The Cape Ash tree is an evergreen fruit bearing tree, which can grow up to 15m high. Its trunk and stems are greyish black, with large, glossy green leaves often with pink edges. On occasion, the tree shows its beautiful white, scented flowers in summer along with seeded red fruit enjoyed by birds and small animals. Historically, the Cape Ash was used as a decorative street tree, offering good shade and some resistance to drought conditions. This tree and others can be grown from seeds or cuttings.

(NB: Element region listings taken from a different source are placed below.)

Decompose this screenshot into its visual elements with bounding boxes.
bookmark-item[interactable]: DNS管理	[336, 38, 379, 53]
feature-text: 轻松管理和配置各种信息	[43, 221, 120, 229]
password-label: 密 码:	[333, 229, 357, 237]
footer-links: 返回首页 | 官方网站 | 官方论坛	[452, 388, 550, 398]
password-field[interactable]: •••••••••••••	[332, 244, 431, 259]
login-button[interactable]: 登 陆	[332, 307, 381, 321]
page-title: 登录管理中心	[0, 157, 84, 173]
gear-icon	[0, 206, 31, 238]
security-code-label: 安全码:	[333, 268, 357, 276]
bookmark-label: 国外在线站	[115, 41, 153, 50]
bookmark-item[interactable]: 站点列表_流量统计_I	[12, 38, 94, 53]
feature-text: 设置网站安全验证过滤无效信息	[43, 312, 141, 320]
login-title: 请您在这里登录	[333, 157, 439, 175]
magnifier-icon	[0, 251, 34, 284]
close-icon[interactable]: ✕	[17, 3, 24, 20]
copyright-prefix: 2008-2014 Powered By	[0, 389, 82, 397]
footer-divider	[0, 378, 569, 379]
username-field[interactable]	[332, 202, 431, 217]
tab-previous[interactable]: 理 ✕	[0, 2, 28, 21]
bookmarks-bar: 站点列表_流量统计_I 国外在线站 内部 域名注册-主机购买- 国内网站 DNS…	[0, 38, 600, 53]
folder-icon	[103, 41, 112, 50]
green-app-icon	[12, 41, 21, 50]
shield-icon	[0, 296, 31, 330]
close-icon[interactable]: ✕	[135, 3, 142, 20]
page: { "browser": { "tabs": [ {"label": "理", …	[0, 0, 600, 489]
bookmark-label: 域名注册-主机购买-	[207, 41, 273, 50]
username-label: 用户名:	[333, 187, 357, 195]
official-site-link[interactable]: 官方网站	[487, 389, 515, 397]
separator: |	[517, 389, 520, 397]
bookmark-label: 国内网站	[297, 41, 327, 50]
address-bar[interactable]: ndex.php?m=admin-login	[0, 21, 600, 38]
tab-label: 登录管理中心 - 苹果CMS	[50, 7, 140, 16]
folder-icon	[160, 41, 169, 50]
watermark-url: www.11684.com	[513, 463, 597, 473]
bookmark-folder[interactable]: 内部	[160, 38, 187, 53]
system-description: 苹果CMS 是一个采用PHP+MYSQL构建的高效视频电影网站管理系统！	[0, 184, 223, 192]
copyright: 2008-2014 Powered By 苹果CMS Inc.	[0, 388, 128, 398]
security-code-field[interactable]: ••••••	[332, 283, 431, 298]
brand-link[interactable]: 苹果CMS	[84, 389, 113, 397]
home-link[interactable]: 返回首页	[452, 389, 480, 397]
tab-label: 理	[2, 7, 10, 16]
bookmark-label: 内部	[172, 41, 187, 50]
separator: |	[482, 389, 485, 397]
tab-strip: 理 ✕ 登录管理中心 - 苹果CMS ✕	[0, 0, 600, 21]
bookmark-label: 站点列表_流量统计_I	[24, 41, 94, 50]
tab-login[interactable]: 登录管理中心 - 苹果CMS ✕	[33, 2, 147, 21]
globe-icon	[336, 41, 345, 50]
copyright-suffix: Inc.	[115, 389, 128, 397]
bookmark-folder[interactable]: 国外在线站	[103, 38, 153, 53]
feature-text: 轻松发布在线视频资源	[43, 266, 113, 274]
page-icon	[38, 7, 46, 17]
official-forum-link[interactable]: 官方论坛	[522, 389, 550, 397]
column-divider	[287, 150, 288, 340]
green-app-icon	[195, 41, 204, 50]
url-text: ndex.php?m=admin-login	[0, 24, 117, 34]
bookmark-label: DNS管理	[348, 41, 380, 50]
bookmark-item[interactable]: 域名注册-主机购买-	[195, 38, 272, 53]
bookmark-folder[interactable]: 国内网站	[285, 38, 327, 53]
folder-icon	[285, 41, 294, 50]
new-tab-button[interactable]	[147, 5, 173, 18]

‘It is important that we recognise the role that trees play in our lives. Trees not only provide oxygen, fruit and nuts but also extract carbon monoxide and beautify the environment and are an important link in the ecosystem. It is remarkable how a bland landscape can be immediately transformed into an inviting outdoor play area, and so many of us enjoy the beauty of leaves, shade and colour as seasons change. Learning how to preserve nature’s gifts and care for the environment is something we can all contribute to and enjoy by planting more trees and being mindful that bark stripping and littering prevents them from flourishing,’ said Councillor Zahid Badroodien, Mayoral Committee member for Community services and Health.

The Recreation and Parks department will be publishing a calendar of planting activities every week during Arbor month. To get involved, visit their website to find out if planting is happening in your area or take a selfie with a newly planted tree and tag the city in support of Arbor month #arbormonth.

  • The City has developed a Best Practice Guideline for Trees for property owners, officials, developers, architects, planners and residents on how to protect, enhance and manage our trees. This guideline is now available online.

‘It is wonderful to be part of such a great initiative during these challenging times. Let us not forget what important role trees and nature play in our lives. By planting a tree, we can motivate each other in caring for the environment. Planting a tree is an investment in a green environment, which we all are responsible to care for,’ said Councillor Badroodien.

The City of Cape Town’s Recreation and Parks Department recently completed a tree mapping project which is a first in South Africa. The pilot project started in June last year and will provide extensive data on all trees within the city.